Project Description
Affordable Housing
Barkow Leibinger
Site Wilhelmsburg, a lower-income community outside Hamburg, Germany, in a new master plan that includes housing and parks.
Program Six flexible, affordable housing units in a four-story building—units range in size from a 968-square-foot loft to a 1,830-square-foot live/work unit.
Solution This multifamily housing project was selected for construction after winning a locally sponsored international building exhibition. Seeking to combine performance with space-shaping potential, the designers selected prefabricated, lightweight concrete walls and glue-laminated fir decking as a starting point, and then set out to explore the system’s formal and spatial possibilities. The solid wall panels, with their gentle concave curves, are multitasking elements—they function as structural supports, perimeter walls, and thermal insulation, so the bearing structure remains exposed both inside and out. They can be used in single- and multi-story structures: In the latter, the concrete wall elements can overlap and stagger as they stack on each other, creating a structural frame as well as generating a highly articulated exterior and a variety of room configurations.

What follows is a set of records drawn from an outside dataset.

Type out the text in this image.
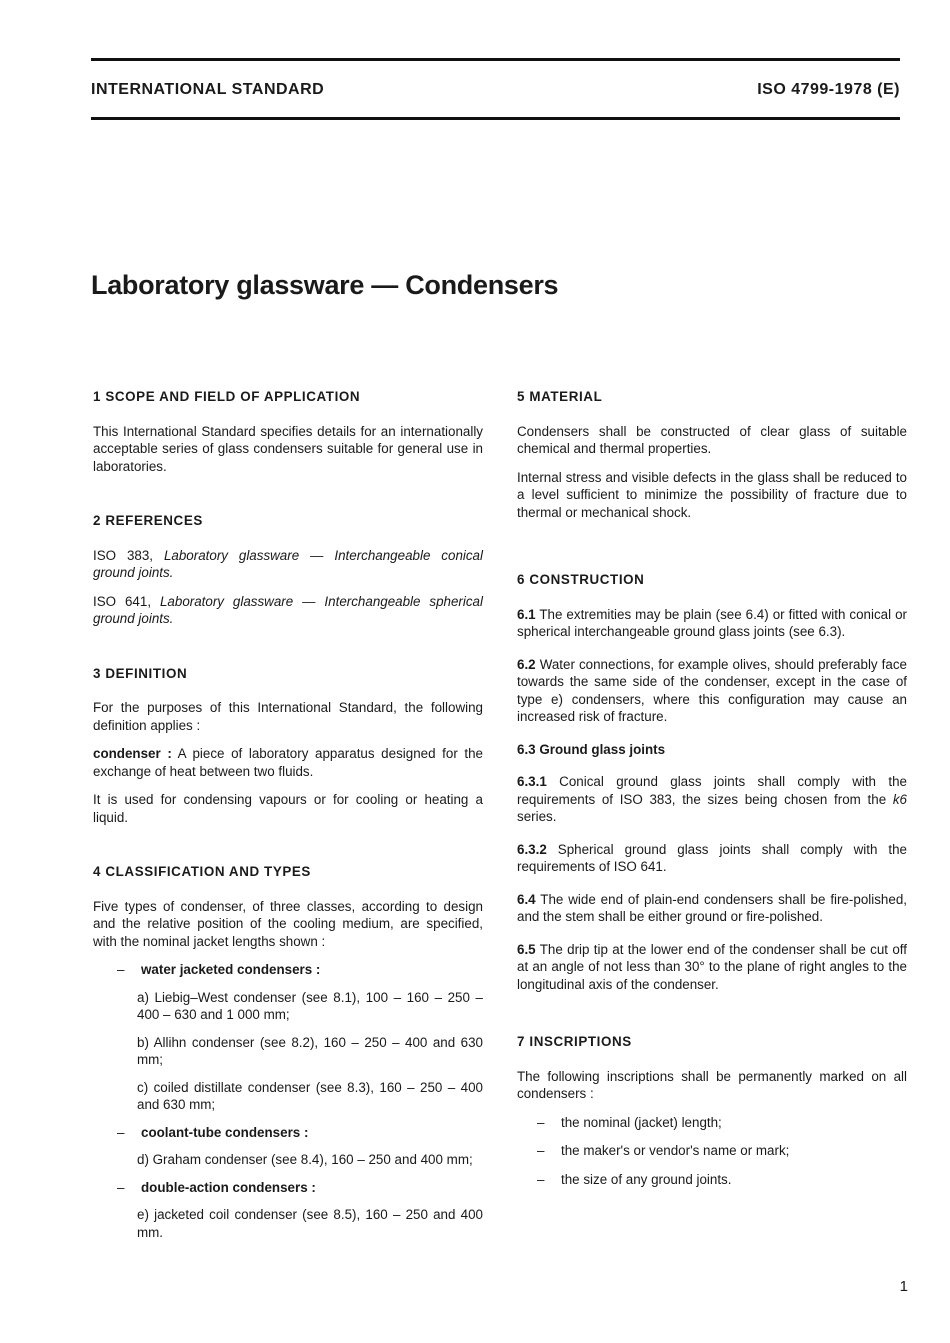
INTERNATIONAL STANDARD	ISO 4799-1978 (E)
Laboratory glassware — Condensers
1 SCOPE AND FIELD OF APPLICATION

This International Standard specifies details for an internationally acceptable series of glass condensers suitable for general use in laboratories.

2 REFERENCES

ISO 383, Laboratory glassware — Interchangeable conical ground joints.

ISO 641, Laboratory glassware — Interchangeable spherical ground joints.

3 DEFINITION

For the purposes of this International Standard, the following definition applies :

condenser : A piece of laboratory apparatus designed for the exchange of heat between two fluids.

It is used for condensing vapours or for cooling or heating a liquid.

4 CLASSIFICATION AND TYPES

Five types of condenser, of three classes, according to design and the relative position of the cooling medium, are specified, with the nominal jacket lengths shown :

–	water jacketed condensers :

a) Liebig–West condenser (see 8.1), 100 – 160 – 250 – 400 – 630 and 1 000 mm;

b) Allihn condenser (see 8.2), 160 – 250 – 400 and 630 mm;

c) coiled distillate condenser (see 8.3), 160 – 250 – 400 and 630 mm;

–	coolant-tube condensers :

d) Graham condenser (see 8.4), 160 – 250 and 400 mm;

–	double-action condensers :

e) jacketed coil condenser (see 8.5), 160 – 250 and 400 mm.

5 MATERIAL

Condensers shall be constructed of clear glass of suitable chemical and thermal properties.

Internal stress and visible defects in the glass shall be reduced to a level sufficient to minimize the possibility of fracture due to thermal or mechanical shock.

6 CONSTRUCTION

6.1 The extremities may be plain (see 6.4) or fitted with conical or spherical interchangeable ground glass joints (see 6.3).

6.2 Water connections, for example olives, should preferably face towards the same side of the condenser, except in the case of type e) condensers, where this configuration may cause an increased risk of fracture.

6.3 Ground glass joints

6.3.1 Conical ground glass joints shall comply with the requirements of ISO 383, the sizes being chosen from the k6 series.

6.3.2 Spherical ground glass joints shall comply with the requirements of ISO 641.

6.4 The wide end of plain-end condensers shall be fire-polished, and the stem shall be either ground or fire-polished.

6.5 The drip tip at the lower end of the condenser shall be cut off at an angle of not less than 30° to the plane of right angles to the longitudinal axis of the condenser.

7 INSCRIPTIONS

The following inscriptions shall be permanently marked on all condensers :

–	the nominal (jacket) length;
–	the maker's or vendor's name or mark;
–	the size of any ground joints.
1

“It is intriguing research,” Steven Ehrlich said, noting his satisfaction at seeing a research-driven project produce interesting, formal results, though he did have reservations about the “strange juxtapositions between the wall sections and these plates on which they’re sitting. I admire how the different qualities of outdoor spaces are dancing on the façade, but I feel that this very strong form on the interior is going to be incredibly complex and problematic to live with.” But juror Joan Soranno felt differently: “That’s actually part of the appeal for me—the juxtaposition of these very horizontal thin plates with this series of concave, precast units. What drove me to this project is the juxtaposition of those two elements in a really simple way, and how the precast elements interact with light.”